Latest update January 27th, 2025 4:30 AM
Oct 22, 2021 Letters
Dear Editor,
Recently, one of Georgetown’s unsung heroines in the struggle for women’s emancipation and democracy with justice, Jennifer Sobers, passed away after a protracted series of ailments including twin surgical interventions within the space of a year, as well as COVID-19.
She was if nothing else, strong, clear sighted and perhaps even ‘ghetto- wise’ based on her lived experience in the location of Tiger Bay, South Cummingburg.
She was one of the Vieiras – A family of working class origins who lived at one time in the Fort/Barrack Street neighbourhood, Kingston, Georgetown.
In fact, after attending the Sacred Heart Primary in Main Street, Cummingsburg, she would have had some ‘affinities’ with charitable community interventions subjectively conceived for underprivileged sectors.
This was quite apart from other parish events that would coincide with Catholic as well as other secular observances at Lent – Yuletide.
To anyone who knew ‘Sister Jennifer’, there was always an aura of simplicity that at all times was tethered to a grass roots understanding of what is right for the community. Her expectations as a mother were largely determined by survival skills, which one had to acquire to be part of Tiger Bay, the Holmes Street/Rosemary Lane location with a reputation for seafarers licentious behaviour and dwellings that served as shabines, ‘short time’ rooming as well as rum and spirit outlets.
She had 15 children and an estimated 30+ grandchildren and 4 great grands. Her allegiance towards women’s emancipation was inseparable from her utter condemnation of the Burnham PNC dictatorship even though during the 1960s “troubles”, she would have chosen to align with the Silent Majority(SM).
It is highly probable that the political influence of the Working People’s Vanguard Party M/L (WPVP) led by former PPP Minister of Agriculture, the late Brindley Benn, had a significant impact on sections of the Tiger Bay people especially subsequent to the extra-judicial killing of a youth named Keith Caesar in the early 1970s.
WPVP statements on a weekly basis were distributed from the Dac Bang Fraternity Hotel and saloon in Holmes Street and the Sobers became anti PNC allies of Benn. With the installation of the Working People’s Alliance (WPA) office in the area, she became a supporter.
However, there existed since the late 1940s and certainly throughout the 1950s, a ‘ micro’ colony of Vietnamese nationals (or overseas Indo-Chinese), who settled in the Tiger Bay community and it was the Dac Bang /Stella Bang PPP that more or less provided political sanctuary for these folks.
This micro Vietnamese Diaspora apparently established ‘networks’ including a cell entity in Smyth Street (near the old Central High School) as well as within Cayenne.
Dac Bang’s wife, or one of his spouses, Stella, was an activist of the WPO – the Women’s Progressive Organisation.
The early 1960s phase of Jagan’s PPP government catapulted progressive women into the very epicentre of national politics.

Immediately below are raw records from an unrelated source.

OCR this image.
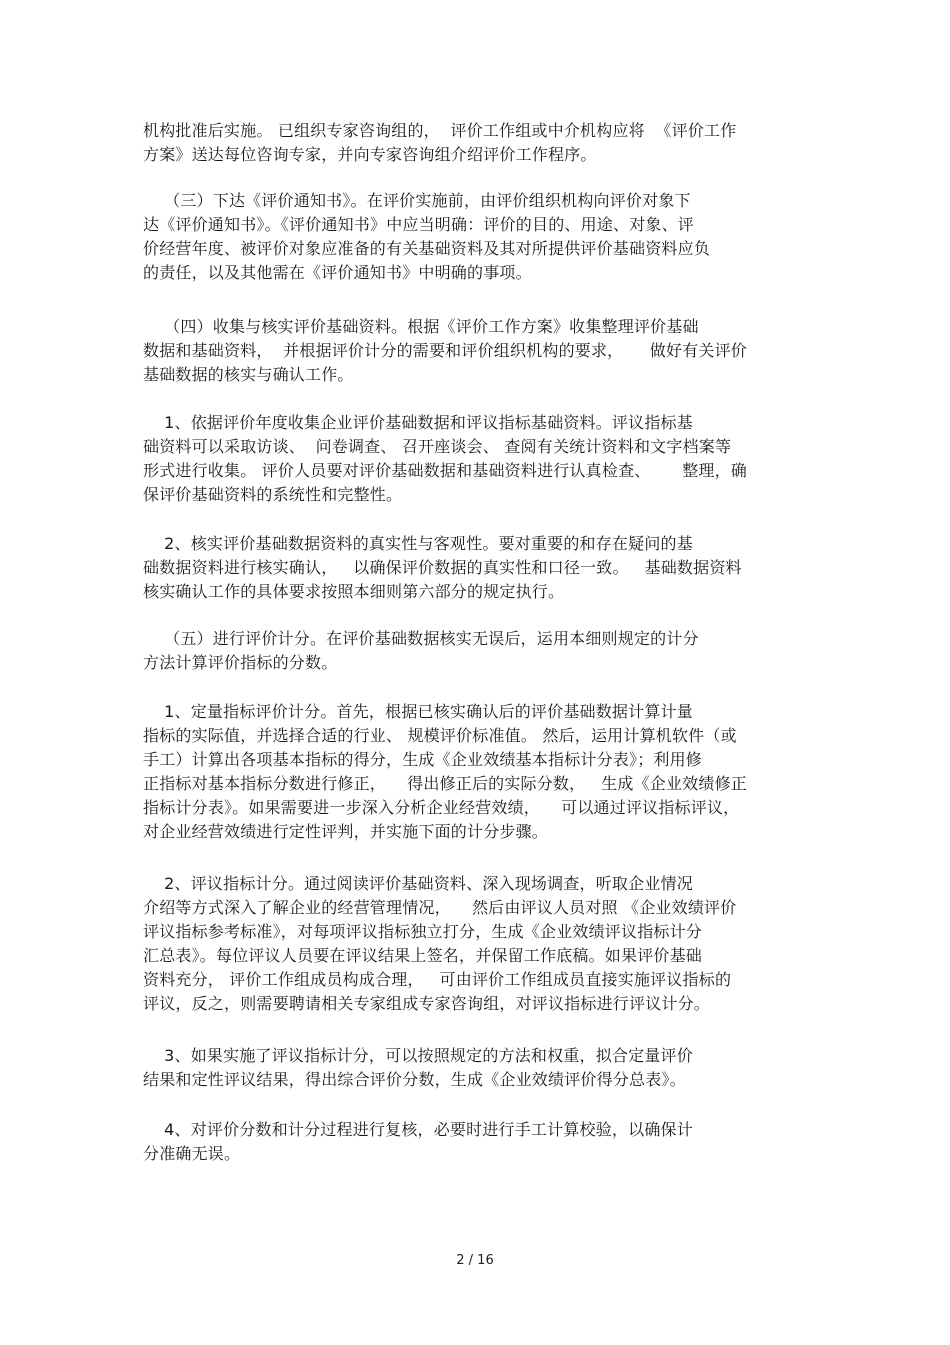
机构批准后实施。 已组织专家咨询组的，  评价工作组或中介机构应将  《评价工作
方案》送达每位咨询专家，并向专家咨询组介绍评价工作程序。
（三）下达《评价通知书》。在评价实施前，由评价组织机构向评价对象下
达《评价通知书》。《评价通知书》中应当明确：评价的目的、用途、对象、评
价经营年度、被评价对象应准备的有关基础资料及其对所提供评价基础资料应负
的责任，以及其他需在《评价通知书》中明确的事项。
（四）收集与核实评价基础资料。根据《评价工作方案》收集整理评价基础
数据和基础资料，  并根据评价计分的需要和评价组织机构的要求，     做好有关评价
基础数据的核实与确认工作。
1、依据评价年度收集企业评价基础数据和评议指标基础资料。评议指标基
础资料可以采取访谈、  问卷调查、 召开座谈会、 查阅有关统计资料和文字档案等
形式进行收集。 评价人员要对评价基础数据和基础资料进行认真检查、      整理，确
保评价基础资料的系统性和完整性。
2、核实评价基础数据资料的真实性与客观性。要对重要的和存在疑问的基
础数据资料进行核实确认，   以确保评价数据的真实性和口径一致。   基础数据资料
核实确认工作的具体要求按照本细则第六部分的规定执行。
（五）进行评价计分。在评价基础数据核实无误后，运用本细则规定的计分
方法计算评价指标的分数。
1、定量指标评价计分。首先，根据已核实确认后的评价基础数据计算计量
指标的实际值，并选择合适的行业、 规模评价标准值。 然后，运用计算机软件（或
手工）计算出各项基本指标的得分，生成《企业效绩基本指标计分表》；利用修
正指标对基本指标分数进行修正，    得出修正后的实际分数，   生成《企业效绩修正
指标计分表》。如果需要进一步深入分析企业经营效绩，    可以通过评议指标评议，
对企业经营效绩进行定性评判，并实施下面的计分步骤。
2、评议指标计分。通过阅读评价基础资料、深入现场调查，听取企业情况
介绍等方式深入了解企业的经营管理情况，    然后由评议人员对照 《企业效绩评价
评议指标参考标准》，对每项评议指标独立打分，生成《企业效绩评议指标计分
汇总表》。每位评议人员要在评议结果上签名，并保留工作底稿。如果评价基础
资料充分， 评价工作组成员构成合理，   可由评价工作组成员直接实施评议指标的
评议，反之，则需要聘请相关专家组成专家咨询组，对评议指标进行评议计分。
3、如果实施了评议指标计分，可以按照规定的方法和权重，拟合定量评价
结果和定性评议结果，得出综合评价分数，生成《企业效绩评价得分总表》。
4、对评价分数和计分过程进行复核，必要时进行手工计算校验，以确保计
分准确无误。
2 / 16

It was people such as Philomena Sahoye-Shury, Shirley Edwards, Doris Awah and Mary Nunes as well as Stella Dac Bang who became heroines if not role models for Jennifer Vieira-Sobers.
At the level of critique, two perhaps three factors ought to be scrutinised in this most complex evolution of grassroots women activists.
The first is the pivotal role of Janet Jagan as a Marxist administrator and ideologist at the executive tier of political ‘hierachy’. The second relates to the underclass or sub-proletariat categorisation of female workers whether in estate, retail store processing/factory work or domestics.
Whilst the third centres on is the ethnic/racial contradiction that manifests itself in lower class or even other petit bourgeois communities where interracial families emerge from the biological union of Caucasian and Black, or Portuguese and African, or Afro and Chinese.
Superficially Afro-Indo or ‘Dougla’ families tend to be situated in a different context as does the Afro-Amerindian ‘Creolisation’. That dates from as early as the 15th and 16th centuries in the Americas (according to Van Sertima and Ralph Gonsalves).
So it is that specific historical dimension that must be unravelled as a condition to relating to the concrete feminist emancipation role of Stella Dac Bang as well as Jennifer Vieira-Sobers.
According to her husband, Victor, his partner was “a wife…a brother…a colleague and a mother to me”. And it is that existential trait, which all Guyanese women must come to terms with in contemporary. Perhaps were circumstances different in terms of access to overseas medical consultancies and surgeries, Sister Jennifer Sobers would have lived, would have survived into her 80s.
There is a tremendous degree of relevance, of mediation that can be attributed to this brave Guyanese. May her Soul “repose en Paix” (May her soul rest in peace).